Bu son vurgu üzerin genç kızın morali iyice bozulmuştu Bir şeyler daha söylemek istediyse de olayı uzatmamak için kendini tuttu ve arkasını dönüp oradan uzaklaştı.
Az sonra bozulan sinirlerini yatıştırmak için AVM içinde bir kahvede oturmuş sıcak çikolatasını yudumluyordu ki, az önce ufak bir tartışma yaşadığı genç adamın kendisine doğru gelmekte olduğunu gördü. Hemen başını diğer yöne çevirip görmemezlikten gelmeye çalıştı, ancak genç adam dosdoğru gelip onun oturduğu masanın önünde dikildi.
“Biraz önce söylediklerimden çok rahatsız oldum” dedi. “ Size burada rastlayınca da özür dilemek fırsatı doğmuş oldu eğer kabul ederseniz.”
Beklemediği bu davranış genç kızın da hoşuna gitmişti doğrusu. Gülümseyerek iskemlelerden birini birini işaret etti.

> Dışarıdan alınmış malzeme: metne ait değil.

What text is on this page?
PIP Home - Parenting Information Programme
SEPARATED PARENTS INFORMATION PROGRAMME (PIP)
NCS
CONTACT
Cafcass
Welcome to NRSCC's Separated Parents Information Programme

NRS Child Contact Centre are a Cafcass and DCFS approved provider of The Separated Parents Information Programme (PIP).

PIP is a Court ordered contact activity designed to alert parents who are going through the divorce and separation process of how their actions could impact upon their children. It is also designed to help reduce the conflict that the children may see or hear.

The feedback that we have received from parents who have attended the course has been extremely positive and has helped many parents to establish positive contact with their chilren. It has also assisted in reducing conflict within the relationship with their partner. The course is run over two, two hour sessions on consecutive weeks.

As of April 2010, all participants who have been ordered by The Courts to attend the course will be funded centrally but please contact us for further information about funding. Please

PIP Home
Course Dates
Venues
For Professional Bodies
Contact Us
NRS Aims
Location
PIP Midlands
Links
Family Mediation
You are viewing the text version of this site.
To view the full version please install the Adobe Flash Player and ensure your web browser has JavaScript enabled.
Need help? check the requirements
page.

“Rica ederim, ben de pek hoş davrandığımı söyleyemem! ” dedi “Vaktiniz varsa buyurun oturun lütfen!” Genç adam elinde dumanı tüten sıcak çikolata bardağını masaya bırakarak, hemen iskemlelerden birini çekip otururdu.
“Ne tesadüf” dedi “Siz de sıcak çikolata içiyordunuz sanırım”
“Evet!!! Çok severim.”
Bu kez ikisi birden kahkaha attılar. Anlaşılan, tartışma ile başlayan bir karşılaşma daha, güzel bir arkadaşlığa imza atacak görünüyordu.